If the time of the data values that you want to investigate is not shown on the new sheet, use the arrow buttons or time range button at the top of the sheet to adjust the view. To hold the display at that time range while you investigate, select the Pause All button at the top of the sheet.

Many of the predefined visualizations report utilization, saturation, and errors of key system resources.

Utilization is expressed as the currently achieved percentage of theoretical maximum throughput.
Saturation is the amount of work queued: work that is not being actively serviced. Saturation is sometimes expressed as a multiple of the maximum utility (capacity).
Errors are expressed as occurrences per second.

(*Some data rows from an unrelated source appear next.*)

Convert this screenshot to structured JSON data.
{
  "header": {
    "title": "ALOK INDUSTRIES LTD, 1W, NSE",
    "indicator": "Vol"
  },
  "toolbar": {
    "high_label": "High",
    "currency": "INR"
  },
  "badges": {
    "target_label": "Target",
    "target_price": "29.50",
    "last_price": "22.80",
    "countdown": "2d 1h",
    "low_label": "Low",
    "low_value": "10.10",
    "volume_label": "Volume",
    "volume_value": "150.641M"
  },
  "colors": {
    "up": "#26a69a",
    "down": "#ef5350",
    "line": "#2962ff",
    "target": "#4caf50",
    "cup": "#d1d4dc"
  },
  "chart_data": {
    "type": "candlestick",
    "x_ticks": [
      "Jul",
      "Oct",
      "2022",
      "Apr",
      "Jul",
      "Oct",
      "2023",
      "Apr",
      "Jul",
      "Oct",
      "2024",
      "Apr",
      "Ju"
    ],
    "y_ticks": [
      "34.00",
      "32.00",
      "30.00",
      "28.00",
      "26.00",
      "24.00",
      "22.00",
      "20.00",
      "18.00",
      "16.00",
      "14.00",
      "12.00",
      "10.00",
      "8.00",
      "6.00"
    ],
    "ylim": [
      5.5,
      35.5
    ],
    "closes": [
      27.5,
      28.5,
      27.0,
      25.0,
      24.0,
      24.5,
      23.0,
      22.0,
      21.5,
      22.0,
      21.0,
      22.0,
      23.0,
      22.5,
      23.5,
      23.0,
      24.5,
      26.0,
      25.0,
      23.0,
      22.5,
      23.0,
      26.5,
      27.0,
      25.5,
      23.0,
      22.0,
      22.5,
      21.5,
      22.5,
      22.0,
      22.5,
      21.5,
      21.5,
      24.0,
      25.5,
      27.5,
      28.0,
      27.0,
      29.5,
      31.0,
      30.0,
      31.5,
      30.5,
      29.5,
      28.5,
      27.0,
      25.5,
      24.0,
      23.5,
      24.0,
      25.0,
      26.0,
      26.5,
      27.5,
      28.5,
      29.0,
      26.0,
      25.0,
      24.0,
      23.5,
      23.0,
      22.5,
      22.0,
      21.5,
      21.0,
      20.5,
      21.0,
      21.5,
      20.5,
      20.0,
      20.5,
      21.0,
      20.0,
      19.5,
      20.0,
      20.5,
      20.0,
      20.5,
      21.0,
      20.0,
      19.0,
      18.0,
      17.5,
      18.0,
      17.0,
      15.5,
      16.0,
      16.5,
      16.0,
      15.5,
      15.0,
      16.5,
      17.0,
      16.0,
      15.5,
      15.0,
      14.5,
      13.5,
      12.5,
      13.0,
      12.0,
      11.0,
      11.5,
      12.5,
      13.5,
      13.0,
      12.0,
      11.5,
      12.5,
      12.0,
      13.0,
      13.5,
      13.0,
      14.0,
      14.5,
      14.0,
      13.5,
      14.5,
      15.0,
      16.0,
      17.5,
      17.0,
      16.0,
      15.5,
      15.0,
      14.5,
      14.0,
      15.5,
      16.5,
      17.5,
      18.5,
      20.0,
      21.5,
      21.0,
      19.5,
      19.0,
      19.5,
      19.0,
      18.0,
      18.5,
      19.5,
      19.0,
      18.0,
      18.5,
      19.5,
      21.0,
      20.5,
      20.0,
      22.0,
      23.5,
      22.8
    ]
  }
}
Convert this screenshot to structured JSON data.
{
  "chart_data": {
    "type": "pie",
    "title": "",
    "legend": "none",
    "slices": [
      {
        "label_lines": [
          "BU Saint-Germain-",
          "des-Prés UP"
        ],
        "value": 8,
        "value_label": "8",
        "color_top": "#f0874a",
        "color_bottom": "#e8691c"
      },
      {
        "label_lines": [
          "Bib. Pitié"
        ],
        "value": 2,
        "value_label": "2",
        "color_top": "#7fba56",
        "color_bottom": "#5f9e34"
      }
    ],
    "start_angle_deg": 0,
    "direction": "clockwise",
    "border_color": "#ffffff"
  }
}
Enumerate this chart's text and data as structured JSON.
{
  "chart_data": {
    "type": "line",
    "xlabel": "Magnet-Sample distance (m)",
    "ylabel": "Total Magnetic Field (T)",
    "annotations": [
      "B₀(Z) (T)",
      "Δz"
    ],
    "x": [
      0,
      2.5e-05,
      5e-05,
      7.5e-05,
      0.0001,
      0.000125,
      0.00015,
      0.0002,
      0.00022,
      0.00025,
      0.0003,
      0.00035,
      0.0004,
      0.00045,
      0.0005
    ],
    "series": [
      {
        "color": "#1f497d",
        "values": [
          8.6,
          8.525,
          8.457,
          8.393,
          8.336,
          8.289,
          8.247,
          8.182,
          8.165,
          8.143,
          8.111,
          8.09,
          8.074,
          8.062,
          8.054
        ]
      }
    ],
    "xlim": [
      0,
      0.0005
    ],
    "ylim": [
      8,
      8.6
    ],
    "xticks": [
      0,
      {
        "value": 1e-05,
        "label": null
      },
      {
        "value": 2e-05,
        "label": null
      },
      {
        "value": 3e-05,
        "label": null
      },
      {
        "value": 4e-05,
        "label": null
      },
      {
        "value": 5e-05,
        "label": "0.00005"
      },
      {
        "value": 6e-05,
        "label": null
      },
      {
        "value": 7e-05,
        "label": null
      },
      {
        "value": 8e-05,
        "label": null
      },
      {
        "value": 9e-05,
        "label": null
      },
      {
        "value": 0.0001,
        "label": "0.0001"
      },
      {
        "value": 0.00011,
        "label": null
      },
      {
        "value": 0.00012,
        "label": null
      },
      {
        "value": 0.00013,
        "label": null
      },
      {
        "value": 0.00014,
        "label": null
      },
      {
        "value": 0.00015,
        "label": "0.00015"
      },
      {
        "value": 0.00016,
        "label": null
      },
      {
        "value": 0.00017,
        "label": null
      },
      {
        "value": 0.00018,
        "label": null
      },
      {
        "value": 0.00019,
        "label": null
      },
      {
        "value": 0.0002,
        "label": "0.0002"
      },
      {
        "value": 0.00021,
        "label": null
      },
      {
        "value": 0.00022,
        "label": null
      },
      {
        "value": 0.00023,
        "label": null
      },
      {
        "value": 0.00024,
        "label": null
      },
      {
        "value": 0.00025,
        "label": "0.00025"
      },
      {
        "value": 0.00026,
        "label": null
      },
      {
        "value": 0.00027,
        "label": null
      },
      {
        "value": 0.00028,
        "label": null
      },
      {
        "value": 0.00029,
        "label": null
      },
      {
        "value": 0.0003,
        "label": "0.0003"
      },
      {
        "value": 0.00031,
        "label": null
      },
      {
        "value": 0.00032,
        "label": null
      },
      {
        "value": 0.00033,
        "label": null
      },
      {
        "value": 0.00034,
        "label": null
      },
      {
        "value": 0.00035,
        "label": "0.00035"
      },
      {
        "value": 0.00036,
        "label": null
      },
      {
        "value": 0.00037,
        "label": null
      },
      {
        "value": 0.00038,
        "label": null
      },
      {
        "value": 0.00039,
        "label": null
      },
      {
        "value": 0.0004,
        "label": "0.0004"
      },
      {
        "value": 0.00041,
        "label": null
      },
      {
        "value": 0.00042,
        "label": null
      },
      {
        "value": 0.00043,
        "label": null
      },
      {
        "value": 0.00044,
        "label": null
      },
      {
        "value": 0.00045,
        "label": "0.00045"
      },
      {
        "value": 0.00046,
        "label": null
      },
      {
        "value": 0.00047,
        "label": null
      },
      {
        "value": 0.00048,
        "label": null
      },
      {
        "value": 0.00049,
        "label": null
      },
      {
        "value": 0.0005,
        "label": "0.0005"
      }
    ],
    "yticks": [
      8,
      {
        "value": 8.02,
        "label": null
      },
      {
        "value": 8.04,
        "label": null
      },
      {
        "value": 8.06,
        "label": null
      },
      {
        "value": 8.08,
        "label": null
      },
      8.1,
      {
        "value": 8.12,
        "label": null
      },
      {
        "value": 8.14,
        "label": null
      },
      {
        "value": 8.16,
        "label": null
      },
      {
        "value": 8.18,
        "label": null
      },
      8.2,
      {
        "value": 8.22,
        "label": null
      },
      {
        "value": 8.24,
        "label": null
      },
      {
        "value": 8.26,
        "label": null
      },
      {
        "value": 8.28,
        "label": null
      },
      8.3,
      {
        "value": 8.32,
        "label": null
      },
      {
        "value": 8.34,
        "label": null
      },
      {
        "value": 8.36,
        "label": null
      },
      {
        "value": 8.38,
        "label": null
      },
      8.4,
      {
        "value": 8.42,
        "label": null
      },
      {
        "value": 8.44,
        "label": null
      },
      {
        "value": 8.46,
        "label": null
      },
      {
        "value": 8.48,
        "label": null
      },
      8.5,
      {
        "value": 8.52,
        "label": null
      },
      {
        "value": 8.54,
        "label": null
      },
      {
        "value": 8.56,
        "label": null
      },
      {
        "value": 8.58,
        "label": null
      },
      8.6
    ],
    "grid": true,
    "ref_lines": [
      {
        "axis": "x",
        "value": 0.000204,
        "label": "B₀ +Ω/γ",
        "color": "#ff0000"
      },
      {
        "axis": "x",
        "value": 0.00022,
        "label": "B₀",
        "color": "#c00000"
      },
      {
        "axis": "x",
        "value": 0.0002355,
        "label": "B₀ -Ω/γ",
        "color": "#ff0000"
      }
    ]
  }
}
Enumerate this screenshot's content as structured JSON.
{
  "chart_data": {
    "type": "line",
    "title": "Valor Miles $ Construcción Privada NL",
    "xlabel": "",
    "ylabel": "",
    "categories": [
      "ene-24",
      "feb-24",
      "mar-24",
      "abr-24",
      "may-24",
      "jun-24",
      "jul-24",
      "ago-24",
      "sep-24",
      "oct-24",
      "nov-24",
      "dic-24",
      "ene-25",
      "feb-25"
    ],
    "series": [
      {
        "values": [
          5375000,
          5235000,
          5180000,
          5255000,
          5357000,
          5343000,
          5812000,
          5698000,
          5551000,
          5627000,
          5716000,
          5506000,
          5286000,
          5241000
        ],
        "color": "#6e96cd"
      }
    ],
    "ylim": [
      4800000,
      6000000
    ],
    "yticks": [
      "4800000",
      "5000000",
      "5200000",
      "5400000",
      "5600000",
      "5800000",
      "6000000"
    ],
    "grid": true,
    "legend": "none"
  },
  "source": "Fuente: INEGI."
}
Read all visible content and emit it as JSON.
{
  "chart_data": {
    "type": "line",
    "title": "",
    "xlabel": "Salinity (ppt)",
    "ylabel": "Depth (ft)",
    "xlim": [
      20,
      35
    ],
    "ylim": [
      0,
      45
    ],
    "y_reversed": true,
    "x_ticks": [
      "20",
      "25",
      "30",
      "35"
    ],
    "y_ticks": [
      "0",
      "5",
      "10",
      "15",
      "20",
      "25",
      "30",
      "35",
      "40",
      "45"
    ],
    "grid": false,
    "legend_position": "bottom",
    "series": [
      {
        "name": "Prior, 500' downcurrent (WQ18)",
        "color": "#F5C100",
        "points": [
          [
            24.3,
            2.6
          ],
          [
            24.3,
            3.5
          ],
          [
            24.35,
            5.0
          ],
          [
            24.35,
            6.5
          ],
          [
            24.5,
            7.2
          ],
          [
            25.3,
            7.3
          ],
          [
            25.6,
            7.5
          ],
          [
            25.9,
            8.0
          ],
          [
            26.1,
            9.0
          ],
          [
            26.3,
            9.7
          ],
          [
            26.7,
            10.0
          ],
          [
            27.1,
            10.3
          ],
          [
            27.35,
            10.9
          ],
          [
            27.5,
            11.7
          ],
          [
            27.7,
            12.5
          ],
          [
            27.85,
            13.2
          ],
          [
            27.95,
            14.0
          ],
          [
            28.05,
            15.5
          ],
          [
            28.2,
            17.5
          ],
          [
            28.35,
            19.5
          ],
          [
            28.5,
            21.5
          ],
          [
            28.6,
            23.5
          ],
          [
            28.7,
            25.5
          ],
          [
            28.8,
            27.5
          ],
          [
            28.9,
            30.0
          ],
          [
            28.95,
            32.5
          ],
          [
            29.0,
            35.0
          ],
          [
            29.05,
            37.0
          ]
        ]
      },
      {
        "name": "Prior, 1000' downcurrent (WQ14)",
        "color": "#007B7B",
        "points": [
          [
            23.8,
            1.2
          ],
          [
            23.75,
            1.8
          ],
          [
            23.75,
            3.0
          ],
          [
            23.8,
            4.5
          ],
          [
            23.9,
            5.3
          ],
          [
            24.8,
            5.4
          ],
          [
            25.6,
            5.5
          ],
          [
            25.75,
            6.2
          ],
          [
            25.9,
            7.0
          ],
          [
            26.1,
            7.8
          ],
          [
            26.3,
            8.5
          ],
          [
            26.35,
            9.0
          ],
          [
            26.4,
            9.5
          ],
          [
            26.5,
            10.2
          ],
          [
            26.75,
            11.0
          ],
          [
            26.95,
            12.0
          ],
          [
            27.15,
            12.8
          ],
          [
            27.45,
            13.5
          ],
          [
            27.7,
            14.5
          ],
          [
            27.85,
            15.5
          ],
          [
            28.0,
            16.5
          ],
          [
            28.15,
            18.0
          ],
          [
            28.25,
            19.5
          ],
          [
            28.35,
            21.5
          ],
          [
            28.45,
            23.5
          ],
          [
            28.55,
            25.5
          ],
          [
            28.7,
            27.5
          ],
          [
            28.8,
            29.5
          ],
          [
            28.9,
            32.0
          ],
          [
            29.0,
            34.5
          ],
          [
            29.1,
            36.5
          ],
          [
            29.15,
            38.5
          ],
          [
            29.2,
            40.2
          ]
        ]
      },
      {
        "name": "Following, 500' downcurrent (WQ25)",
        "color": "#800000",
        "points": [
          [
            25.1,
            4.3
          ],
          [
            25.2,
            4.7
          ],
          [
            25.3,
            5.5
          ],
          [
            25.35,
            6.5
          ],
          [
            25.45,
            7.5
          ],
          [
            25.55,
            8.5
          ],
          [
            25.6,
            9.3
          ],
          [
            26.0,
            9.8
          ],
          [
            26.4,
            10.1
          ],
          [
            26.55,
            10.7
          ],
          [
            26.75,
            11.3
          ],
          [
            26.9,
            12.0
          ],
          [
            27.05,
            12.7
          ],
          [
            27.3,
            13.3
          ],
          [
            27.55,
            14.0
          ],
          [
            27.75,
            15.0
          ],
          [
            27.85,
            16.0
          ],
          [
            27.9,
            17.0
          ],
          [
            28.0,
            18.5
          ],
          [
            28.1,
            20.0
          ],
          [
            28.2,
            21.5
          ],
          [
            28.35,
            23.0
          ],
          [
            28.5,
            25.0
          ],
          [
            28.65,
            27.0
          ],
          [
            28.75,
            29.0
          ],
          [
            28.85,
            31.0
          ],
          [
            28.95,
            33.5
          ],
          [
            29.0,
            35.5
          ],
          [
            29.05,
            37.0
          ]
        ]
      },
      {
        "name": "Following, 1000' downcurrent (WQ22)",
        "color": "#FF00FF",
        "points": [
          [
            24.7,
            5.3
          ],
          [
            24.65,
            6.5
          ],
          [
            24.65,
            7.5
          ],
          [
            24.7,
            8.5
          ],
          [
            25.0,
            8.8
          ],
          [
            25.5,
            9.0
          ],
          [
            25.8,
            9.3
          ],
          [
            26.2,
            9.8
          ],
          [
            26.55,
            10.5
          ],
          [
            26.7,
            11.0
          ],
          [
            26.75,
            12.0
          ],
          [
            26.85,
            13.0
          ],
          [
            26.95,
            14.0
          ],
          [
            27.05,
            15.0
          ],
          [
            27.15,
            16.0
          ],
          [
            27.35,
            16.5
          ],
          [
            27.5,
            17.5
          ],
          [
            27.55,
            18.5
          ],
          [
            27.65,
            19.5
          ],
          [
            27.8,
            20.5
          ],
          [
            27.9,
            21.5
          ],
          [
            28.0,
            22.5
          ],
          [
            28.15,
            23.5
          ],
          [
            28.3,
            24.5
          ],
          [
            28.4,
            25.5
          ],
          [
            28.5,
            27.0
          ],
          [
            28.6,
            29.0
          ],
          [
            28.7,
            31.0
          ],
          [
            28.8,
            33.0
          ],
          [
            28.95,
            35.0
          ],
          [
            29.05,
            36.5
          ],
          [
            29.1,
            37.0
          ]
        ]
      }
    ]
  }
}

Other visualizations show these key metrics across all available resources for that measurement. Viewing all resources can provide a greater appreciation of the state of a particular resource. For example, high CPU utilization might be correlated with a backup event; you might see from historical data that similar utilization occurs every day at this time. Alternatively, high CPU utilization might be correlated with a fault event or other error, resulting in overload of remaining resources.

In addition to averages across resources, individual resource utilization is shown for many resources, enabling you to more effectively evaluate resources that are allocated directly to particular workloads. For example, an individual CPU might be allocated directly to a zone, and individual NICs are allocated to distinct networks.

Visualizations also provide partitioned views of statistics to quickly identify whether individual resources are seeing excessive utilization, saturation, or errors. Viewing Different Aspects of the Same Data shows an example of using a partitioned statistic to determine which applications are responsible for most of the network traffic on a system. Similarly, in addition to overall CPU usage data, you can select the zone partition of CPU usage data to determine which zones are using the most CPU. One CPU might be overused because of one particular zone.

A single graph can show event as well as statistic data. Events might include administrative changes to relevant resources such as configuring a new datalink, or FMA events such as a system service transitioning into the maintenance state.